10 Ağustos 2012

Unutmayacağım Anılardan Biri

Pazartesi akşamı kojo Bambinoyu parka götürmek istedi. Bambino ise anne ve babasıyla evde vakit geçirmek. Kucağıma çıkıp giriş kapısının yanındaki görüntülü telefon ve alarmla oynamaya başladı. Telefonla oynamasına izin var ama alarmla oynamasına yok. Genelde alarmın kapağını açıp şöyle bir bakar, basar gibi yapar ama basmaz, kapağı kapatır, o kadar. 

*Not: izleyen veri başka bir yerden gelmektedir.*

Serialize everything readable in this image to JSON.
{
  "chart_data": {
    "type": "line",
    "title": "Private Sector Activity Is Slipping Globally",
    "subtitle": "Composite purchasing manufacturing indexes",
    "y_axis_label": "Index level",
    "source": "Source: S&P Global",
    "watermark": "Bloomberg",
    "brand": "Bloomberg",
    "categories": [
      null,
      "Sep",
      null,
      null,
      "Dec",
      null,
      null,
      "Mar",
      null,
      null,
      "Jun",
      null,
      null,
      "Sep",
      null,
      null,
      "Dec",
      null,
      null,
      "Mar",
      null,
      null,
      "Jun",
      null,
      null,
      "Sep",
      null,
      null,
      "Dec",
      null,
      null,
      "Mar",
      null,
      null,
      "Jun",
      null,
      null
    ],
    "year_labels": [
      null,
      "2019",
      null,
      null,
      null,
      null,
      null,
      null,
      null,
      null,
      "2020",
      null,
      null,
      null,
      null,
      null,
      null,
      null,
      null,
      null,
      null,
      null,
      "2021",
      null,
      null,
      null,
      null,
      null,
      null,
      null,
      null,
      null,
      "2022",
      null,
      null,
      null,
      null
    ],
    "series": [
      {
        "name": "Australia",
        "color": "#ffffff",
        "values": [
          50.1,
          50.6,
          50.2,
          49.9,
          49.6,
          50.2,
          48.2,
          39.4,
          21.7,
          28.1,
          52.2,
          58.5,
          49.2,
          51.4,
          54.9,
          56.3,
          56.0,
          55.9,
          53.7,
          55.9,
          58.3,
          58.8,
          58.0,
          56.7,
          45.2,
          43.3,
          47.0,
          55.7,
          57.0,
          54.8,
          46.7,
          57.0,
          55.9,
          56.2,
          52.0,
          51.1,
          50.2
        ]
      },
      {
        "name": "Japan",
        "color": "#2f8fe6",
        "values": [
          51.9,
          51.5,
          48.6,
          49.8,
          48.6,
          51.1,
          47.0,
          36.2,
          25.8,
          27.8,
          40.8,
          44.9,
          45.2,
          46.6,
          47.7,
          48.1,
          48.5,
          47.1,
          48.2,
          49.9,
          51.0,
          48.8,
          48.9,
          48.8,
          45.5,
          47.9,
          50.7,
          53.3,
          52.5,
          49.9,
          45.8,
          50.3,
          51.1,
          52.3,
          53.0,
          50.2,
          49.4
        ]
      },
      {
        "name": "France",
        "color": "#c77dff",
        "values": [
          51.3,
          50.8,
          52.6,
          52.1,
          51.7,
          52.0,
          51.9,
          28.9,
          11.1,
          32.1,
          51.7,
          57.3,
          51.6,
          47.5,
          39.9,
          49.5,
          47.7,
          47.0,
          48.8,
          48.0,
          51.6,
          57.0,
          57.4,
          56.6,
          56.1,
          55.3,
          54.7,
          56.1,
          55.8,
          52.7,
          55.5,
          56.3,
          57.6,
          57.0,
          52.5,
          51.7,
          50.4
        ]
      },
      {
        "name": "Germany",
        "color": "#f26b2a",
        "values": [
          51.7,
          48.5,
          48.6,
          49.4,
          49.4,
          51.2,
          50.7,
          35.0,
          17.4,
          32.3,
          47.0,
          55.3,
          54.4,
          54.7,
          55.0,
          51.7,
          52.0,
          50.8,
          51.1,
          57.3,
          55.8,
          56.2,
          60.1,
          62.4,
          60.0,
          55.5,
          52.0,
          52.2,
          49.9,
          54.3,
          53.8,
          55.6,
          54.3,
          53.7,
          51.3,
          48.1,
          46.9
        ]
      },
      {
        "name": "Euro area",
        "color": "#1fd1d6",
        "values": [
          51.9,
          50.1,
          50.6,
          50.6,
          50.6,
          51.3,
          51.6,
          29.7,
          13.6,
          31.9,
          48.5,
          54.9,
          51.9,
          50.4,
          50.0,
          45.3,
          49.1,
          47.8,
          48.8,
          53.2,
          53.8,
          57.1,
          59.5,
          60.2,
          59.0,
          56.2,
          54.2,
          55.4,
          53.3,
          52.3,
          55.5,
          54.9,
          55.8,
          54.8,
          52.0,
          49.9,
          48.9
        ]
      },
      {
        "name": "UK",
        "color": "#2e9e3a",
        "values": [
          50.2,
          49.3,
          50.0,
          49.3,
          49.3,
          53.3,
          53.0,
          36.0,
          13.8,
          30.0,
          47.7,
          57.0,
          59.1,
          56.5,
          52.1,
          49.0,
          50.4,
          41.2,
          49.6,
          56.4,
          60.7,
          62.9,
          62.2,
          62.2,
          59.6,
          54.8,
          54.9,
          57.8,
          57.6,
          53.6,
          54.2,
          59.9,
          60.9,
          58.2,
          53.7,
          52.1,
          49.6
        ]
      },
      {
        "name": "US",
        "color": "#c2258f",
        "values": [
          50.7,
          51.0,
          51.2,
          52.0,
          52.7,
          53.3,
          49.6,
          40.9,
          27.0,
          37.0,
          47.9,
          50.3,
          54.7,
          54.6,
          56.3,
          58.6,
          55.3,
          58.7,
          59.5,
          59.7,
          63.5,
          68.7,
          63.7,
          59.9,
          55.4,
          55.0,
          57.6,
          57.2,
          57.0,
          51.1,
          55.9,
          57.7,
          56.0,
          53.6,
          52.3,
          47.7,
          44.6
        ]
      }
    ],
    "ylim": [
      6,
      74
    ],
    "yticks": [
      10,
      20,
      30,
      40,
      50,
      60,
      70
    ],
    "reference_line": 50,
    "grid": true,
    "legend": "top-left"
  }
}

Bu defa bir adım daha ileri gitmek istedi ve tuşlardan birine bastı. Tabi anne ve baba olarak anında "hede hödö" demeye başladık. Baktım ki babası yeterince sert çıkışıyor, ben geriye çektim kendimi. "Oğlum onlarla oynamayalım, gel bununla oynayalım, o alarmla sadece baba oynuyor, o babanın" diyerek yumuşakça yaklaştım. Babası ise daha otoriter bir tavırla "Onunla oynarsan polisler bize kızar, o alarm polisin, sadece baba oynayabilir, senin onunla oynamanı istemiyorum" gibi şeyler söyledi. Bambino biraz ikna olur gibi oldu ama sonra tekrar bir hamle daha yapıp kapağı açtı. Tam tuşlara basmaya yelteniyordu ki babası kapağı pat diye kapatıverdi. Bir yandan da otoriter sesi ile söyleniyor tabi. Bambino çizgiyi aşmasının bedelini babadan hem fiziksel hem de sözlü olarak aldı ve başladı ağlamaya. Ama nasıl ağlıyor, avaz avaz! 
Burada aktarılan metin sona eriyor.